A current is applied between the common electrode of the recording head and each segment electrode (parallel) by a DC power supply for 60 seconds. Current value from 1mA to 1
The effect was changed between 00 mA and the effect was examined in the same manner as in Examples 1 and 2.

As a result, as shown in FIG.
By setting it to mA or more, the effect of the heating treatment of the heater became remarkable.
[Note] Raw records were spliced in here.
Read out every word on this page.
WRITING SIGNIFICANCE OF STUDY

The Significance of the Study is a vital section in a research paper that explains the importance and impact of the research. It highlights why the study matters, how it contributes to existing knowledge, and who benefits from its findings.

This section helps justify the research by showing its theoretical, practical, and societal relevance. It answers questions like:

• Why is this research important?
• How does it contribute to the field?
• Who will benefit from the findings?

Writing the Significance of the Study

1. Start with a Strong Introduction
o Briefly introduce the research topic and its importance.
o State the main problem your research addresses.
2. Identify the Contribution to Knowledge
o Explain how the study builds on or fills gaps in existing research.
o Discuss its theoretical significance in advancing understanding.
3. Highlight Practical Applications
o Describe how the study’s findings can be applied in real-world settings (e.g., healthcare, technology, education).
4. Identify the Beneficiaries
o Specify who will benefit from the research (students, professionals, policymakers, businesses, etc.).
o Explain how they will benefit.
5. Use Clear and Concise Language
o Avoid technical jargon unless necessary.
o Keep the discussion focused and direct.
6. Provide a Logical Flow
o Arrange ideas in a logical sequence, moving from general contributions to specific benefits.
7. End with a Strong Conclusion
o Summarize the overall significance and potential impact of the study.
In the case of Reference Example 1, even when the recording head was filled with ink, the foaming and ejection of the ink were not performed, but the effect of the surface treatment of the heater was the same as in Examples 1 and 2.

Example 3 A heat treatment was performed under the conditions a to f shown in Table 1 below using a recording head having the same configuration as the recording head shown in Example 1.

Under any of the processing conditions, the obtained liquid jet recording head was such that the change in heater resistance was suppressed within a range suitable for always obtaining a good droplet discharge state from the initial stage of recording.

As is clear from the above results, the heat treatment was performed using the K value =
1.15 to 1.25. Number of pulses 1 × 10 ⁵ to 1 × 10 ⁷ , pulse width 5-1
The heat treatment is preferably performed in a range of 0 μs, a frequency of 1.0 to 4.0 kHz, and a heat treatment time of about 2 to 15 minutes. However, a numerical value exceeding these ranges may be set as long as the initial purpose is achieved.

Table 2 shows an example of ink discharge conditions, pre-discharge processing conditions, and pre-heat processing conditions at the time of recording by the recording head described in the first embodiment.

As shown in Table 2, the ink discharge conditions, the pre-discharge processing conditions, and the pre-heat processing conditions are all completely different from the heater heat processing conditions in the present invention. Therefore, it is difficult to improve the characteristics of the heater by these processes, for example, the preliminary ejection process and the preliminary heating process.

〔The invention's effect〕

As described above, according to the present invention, a change in the heater resistance is suppressed within a range suitable for always obtaining a good droplet discharge state from the initial stage of recording, and particularly for recording over a long time, It is possible to provide a method of manufacturing a liquid jet recording head that can always obtain a good and stable droplet discharge state.

Further, it is possible to provide a method of manufacturing a liquid jet recording head capable of obtaining a liquid jet recording head having a high durability life with respect to repeated heat generation for a long time in a heater of a recording apparatus.

In addition, it suppresses manufacturing variations, improves the wettability between the recording liquid and the heater, or between the recording liquid and the liquid path, and reduces the cost of the liquid jet recording head, which can provide a good and stable droplet discharge state. And a method for manufacturing a liquid jet recording head which can be easily manufactured.

Furthermore, a change in the heater resistance is suppressed within a range suitable for always obtaining a good droplet ejection state, and especially in a long-time recording, a liquid ejection recording capable of always obtaining a good and stable droplet ejection state. A head can be provided.

Further, it is possible to provide a liquid jet recording head having a long durability life with respect to repeated heating for a long time in a heater of a recording apparatus.

Furthermore, it is possible to provide a low-cost and easy-to-use liquid jet recording head capable of suppressing manufacturing variations and obtaining a good and stable droplet discharge state.

Furthermore, it is possible to provide a liquid jet recording apparatus equipped with a liquid jet recording head having excellent characteristics as described above.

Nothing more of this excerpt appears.